Use an intravenous medication. In the hospital, your health care provider might give you a synthetic version of oxytocin (Pitocin) — a hormone that causes the uterus to contract. Oxytocin is more effective at inducing labor if your cervix has already begun to dilate and thin. The medication is also used to augment or stimulate contractions if labor isn't progressing. Your contractions and your baby's heart rate will be continuously monitored.
Keep in mind that your health care provider might also use a combination of these methods to induce labor.
How long it takes for labor to start depends on how your body responds to the induction techniques. If your cervix needs time to ripen, it might take two days before labor begins. If you simply need a little push, you might be holding your baby in your arms in a matter of hours.

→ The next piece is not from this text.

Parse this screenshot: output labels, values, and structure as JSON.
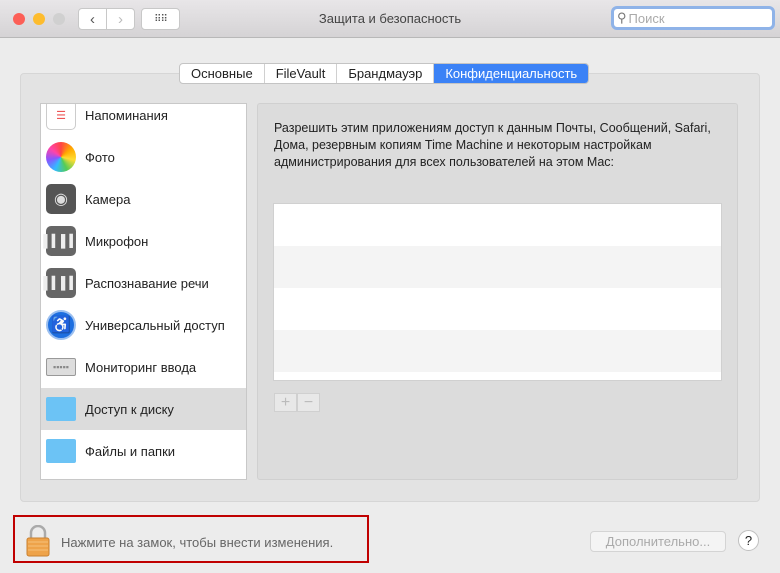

Contractions might become stronger and more painful earlier in induced labor than they would in a naturally occurring labor. If relaxation and breathing techniques aren't enough to control the pain, ask for relief. Your health care provider might recommend an epidural block or other options.
After the procedure
In most cases, labor induction leads to a successful vaginal birth. If labor induction doesn't lead to delivery, a C-section might be needed.
The issues that lead to an induction might require special care during recovery. If you have a successful vaginal delivery after induction, there might be no implications for future pregnancies. If the induction leads to a C-section, your health care provider can help you decide whether to attempt a vaginal delivery with a subsequent pregnancy or to schedule a repeat C-section.